Overnight the markets continued to focus on Greece, and the implications for the rest of Europe. The Euro aid package may need to be doubled, while Germany is reportedly looking to push any rescue package for Greece to September. Meanwhile, the Greek PM said he would retool his cabinet and look for a vote of confidence to come early next week. That's important as any aid package is dependent on Greece's willingness to play along. Ireland, Portugal, Spain, the list goes on...are a weekly jobless claims number, monthly housing starts, or "Philly Fed" survey here in the US really important compared to entire countries' financial futures?

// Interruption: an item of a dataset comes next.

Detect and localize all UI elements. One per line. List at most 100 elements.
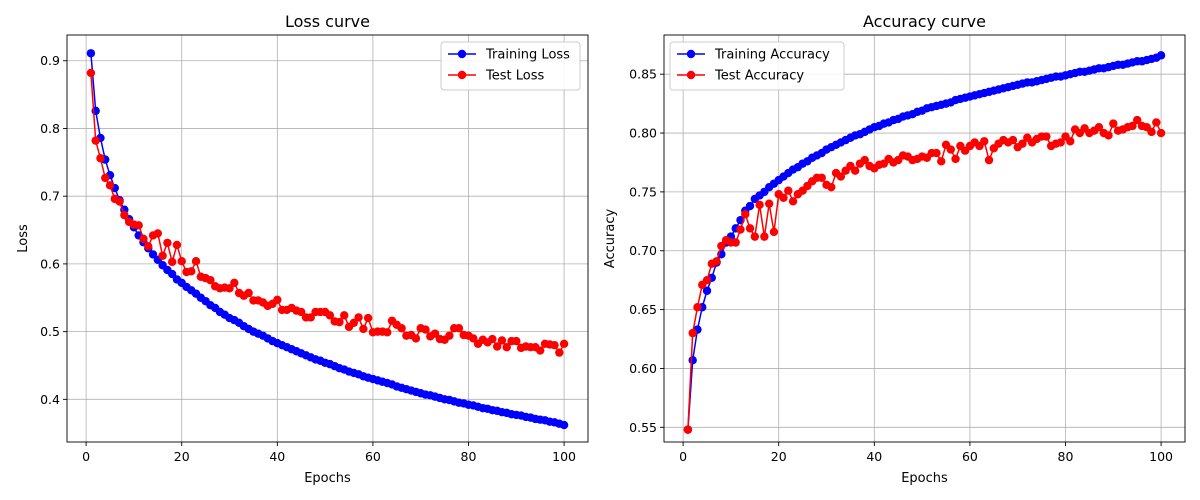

So this morning Jobless Claims came in at 414k, down 16k, with the 4-week moving average unchanged, and Housing Starts for May actually were up 3.5%. Building Permits were +8.7%. Later we'll have the Philly Fed number, but the focus continues to be on Europe and the resulting "flight to quality" for our markets. Stocks are pointing to another down day, the 10-yr is down to 2.92%, and MBS prices are all over the place but better by .125-.250.
A mechanic who worked out of his home had a
dog named Mace. Mace had a bad habit of eating all the grass on the mechanic's
lawn, so the mechanic had to keep Mace inside. The grass eventually became
One day the mechanic was working on a car in the backyard and dropped his wrench, losing it in the tall grass. He couldn't find it for the life of him, so he decided to call it a day.
That night, Mace escaped from the house and ate all the grass in the backyard. The next morning the mechanic went outside and saw his wrench glinting in the sunlight. Realizing what had happened he looked toward the heavens and proclaimed, "A grazing Mace, how sweet the hound, that saved a wrench for me!"